Inbal Sophia Drue is a multidisciplinary artist who is technically based in Israel and mentally based in Edinburgh. This to-and-from suggests a geographical indecisiveness and an ongoing identity crisis. She writes in two languages, speaks three and questions everything.

Yin Ling Mok, The Netherlands

Yin Ling Mok was born and raised in Amsterdam, The Netherlands, from Hong Kong-born immigrants. She holds both degrees, BSc Cultural Anthropology and MSc Culture, Organization and Management, at the VU University, Amsterdam. She studied at the University of Kent at Canterbury, United Kingdom, taught at the An-Najah University in Nablus, Palestine and conducted a research at the University of the Free State in Bloemfontein, South Africa. Driven by what she has witnessed in Palestine she uses her voice to raise awareness about the work of War Child. The mission to explore the unknown culture with words and photography has been her passion for the last 10 years. Inspired by art, music, education and her family she aims to make more sense of the world and advocate for an inclusive society.

Murad Abaza, Jordan

Murad Abaza is a 30 years old videographer from Amman, Jordan that uses photography as a means of empowerment: ‘I prefer to capture people’s strengths instead of their weaknesses.‘ Murad’s work impressively captures life’s complex simplicities and routes of self-proclaimed paradoxes.

Sameh Dwikat, Palestine

Sameh Dwikat is a 30 year old architect from Palestine. Being born in the middle of an ongoing conflict, living under occupation and being surrounded by destruction and death, he started looking for beauty from the eye of the camera. Through his work he aims to capture life describing his feeling through pictures and one feeling in particular: freedom. Living his entire life under occupation freedom became one of his main thoughts in life to work on, also through photography.

El Mahdi Lyoubi, Morocco

El Mahdi Lyoubi is a 24 year old rapper, photographer and cinema student from Sale, Morocco. Like his music Mahdi aims to express social issues through photography works. Mahdi strives to artistically message about marginalized themes within Moroccan society. The shortages in female rights, freedom of expression and other political issues take a major stance within his works. Through these images he aims to make sensitive topics debatable while leaving enough interpretive space for the audience to consume.

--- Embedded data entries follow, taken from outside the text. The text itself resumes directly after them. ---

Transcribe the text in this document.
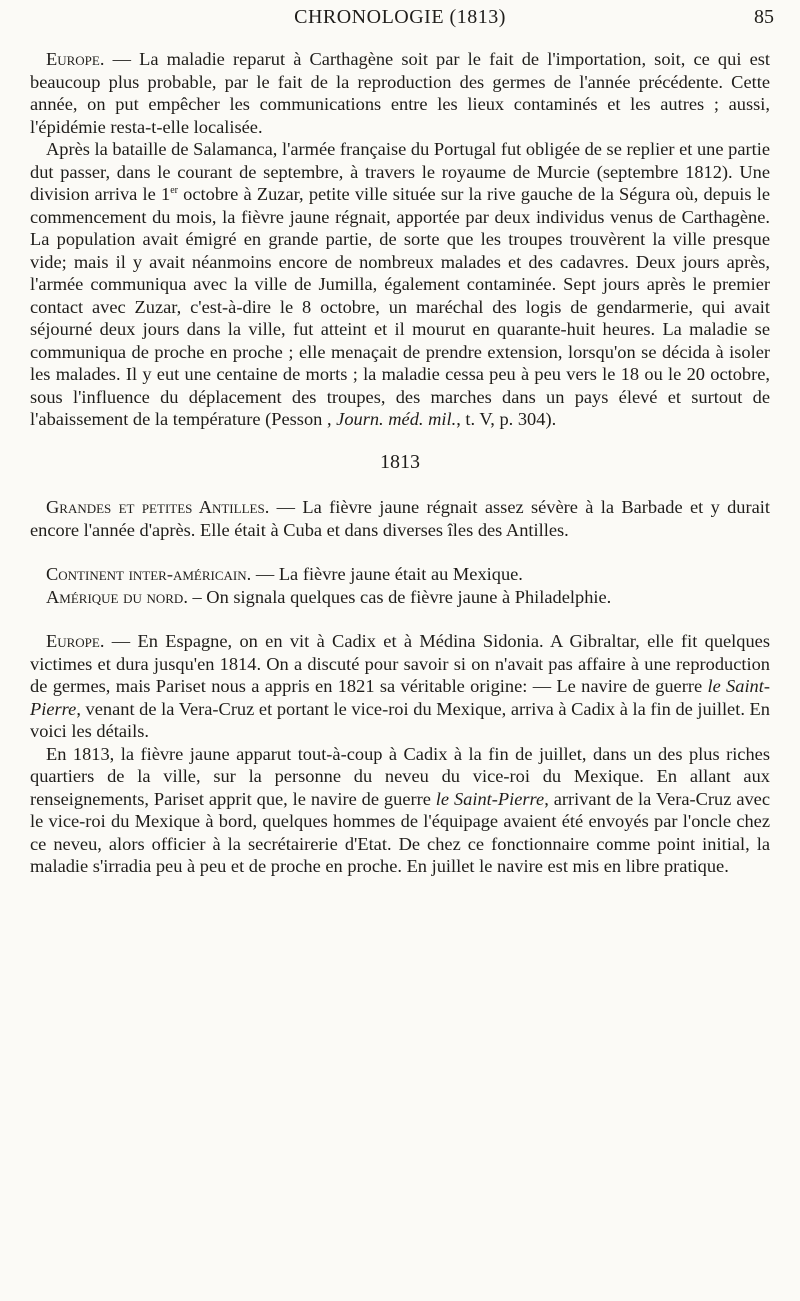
CHRONOLOGIE (1813)	85

Europe. — La maladie reparut à Carthagène soit par le fait de l'importation, soit, ce qui est beaucoup plus probable, par le fait de la reproduction des germes de l'année précédente. Cette année, on put empêcher les communications entre les lieux contaminés et les autres ; aussi, l'épidémie resta-t-elle localisée.

Après la bataille de Salamanca, l'armée française du Portugal fut obligée de se replier et une partie dut passer, dans le courant de septembre, à travers le royaume de Murcie (septembre 1812). Une division arriva le 1er octobre à Zuzar, petite ville située sur la rive gauche de la Ségura où, depuis le commencement du mois, la fièvre jaune régnait, apportée par deux individus venus de Carthagène. La population avait émigré en grande partie, de sorte que les troupes trouvèrent la ville presque vide; mais il y avait néanmoins encore de nombreux malades et des cadavres. Deux jours après, l'armée communiqua avec la ville de Jumilla, également contaminée. Sept jours après le premier contact avec Zuzar, c'est-à-dire le 8 octobre, un maréchal des logis de gendarmerie, qui avait séjourné deux jours dans la ville, fut atteint et il mourut en quarante-huit heures. La maladie se communiqua de proche en proche ; elle menaçait de prendre extension, lorsqu'on se décida à isoler les malades. Il y eut une centaine de morts ; la maladie cessa peu à peu vers le 18 ou le 20 octobre, sous l'influence du déplacement des troupes, des marches dans un pays élevé et surtout de l'abaissement de la température (Pesson , Journ. méd. mil., t. V, p. 304).

1813

Grandes et petites Antilles. — La fièvre jaune régnait assez sévère à la Barbade et y durait encore l'année d'après. Elle était à Cuba et dans diverses îles des Antilles.

Continent inter-américain. — La fièvre jaune était au Mexique.

Amérique du nord. – On signala quelques cas de fièvre jaune à Philadelphie.

Europe. — En Espagne, on en vit à Cadix et à Médina Sidonia. A Gibraltar, elle fit quelques victimes et dura jusqu'en 1814. On a discuté pour savoir si on n'avait pas affaire à une reproduction de germes, mais Pariset nous a appris en 1821 sa véritable origine: — Le navire de guerre le Saint-Pierre, venant de la Vera-Cruz et portant le vice-roi du Mexique, arriva à Cadix à la fin de juillet. En voici les détails.

En 1813, la fièvre jaune apparut tout-à-coup à Cadix à la fin de juillet, dans un des plus riches quartiers de la ville, sur la personne du neveu du vice-roi du Mexique. En allant aux renseignements, Pariset apprit que, le navire de guerre le Saint-Pierre, arrivant de la Vera-Cruz avec le vice-roi du Mexique à bord, quelques hommes de l'équipage avaient été envoyés par l'oncle chez ce neveu, alors officier à la secrétairerie d'Etat. De chez ce fonctionnaire comme point initial, la maladie s'irradia peu à peu et de proche en proche. En juillet le navire est mis en libre pratique.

Aura Jgamadze, The Netherlands /Finland

Aura works in the field of social justice and whenever possible, she captures not only the beauty she sees around her as she goes deeper than the aesthetics. At the moment she is diving deep into the connection between personal and collective development. She travels regularly between Finland and the Netherlands.

Elles Steinvoorte, The Netherlands

Elles Steinvoorte is an autodidact portrait & lifestyle photographer based in The Hague, The Netherlands. While studying Cultural and Social Development, she discovered a whole new side of herself and her photography: combined with a passion for art, traveling and cultures she tries to capture the emotions in her surroundings; whether it’s in nature or people.

Carol & Saskia Maarsen 

“All photo’s are accurate. None of them is the truth” –Richard Avedon

Wij zijn 2 zussen die graag worden verrast door schoonheid en ruwe randen. We hebben tomeloze drang om verhalen van mensen tot ons te nemen en om te zetten in beelden en woorden. Wij halen inspiratie uit ons werk (Saskia als docent en Carol op haar werk op de Spoedeisende hulp), uit contact met mensen met een diverse achtergrond en uit de natuur. Wij laten de wereld ons graag vormen en elke dag wachten wij nieuwsgierig af welk verhaal zich ditmaal zal afspelen.